The covariance of real-time GPS orbits exhibits a special feature in the ECI coordinate system. The error correlation between the radial and along-track errors remains negative, and the cross-track errors are uncorrelated with the other two parameters. However, the cross-track characteristics of the ECEF are variable, and they do not appear in the ECI frame or in any long-term analysis of previous study results. Therefore, we proposed a new ECEF-based local the coordinate to maintain real-time characteristics in ECI.
The new RAC frame obtained through covariance analyses is deemed suitable to provide more realistic covariance than previous approaches.
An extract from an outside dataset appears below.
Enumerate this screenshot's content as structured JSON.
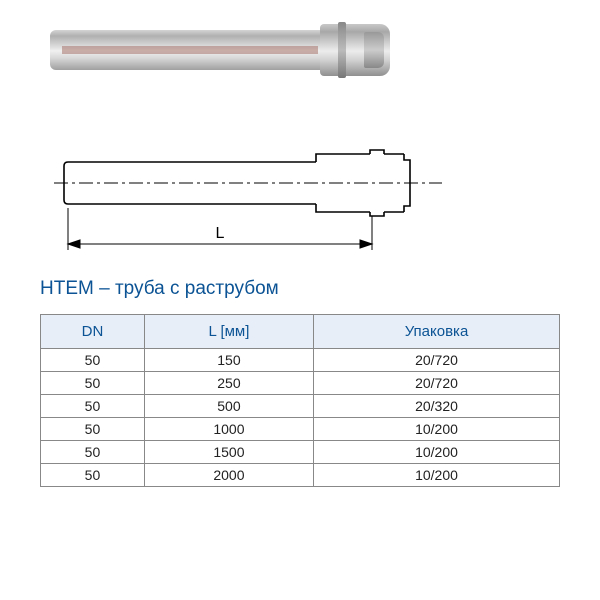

The method of neglecting the correlation of each axis in ECEF yields an ellipsoid with approximately 4 times the volume of full covariance. However, the new RAC frame reduced the size of the provided ellipsoid by 2.2 times the full covariance volume. In addition, it was possible to generate an ellipsoid similar to the full covariance considering the R-A correlation. In conclusion, the proposed method provides covariance similar to the actual value with a reduced number of parameters considering the real-time covariance characteristics. We expect that the real-time covariance of the filter can be applied to navigation improvement, user integrity, and fault detection for PPP or RTK.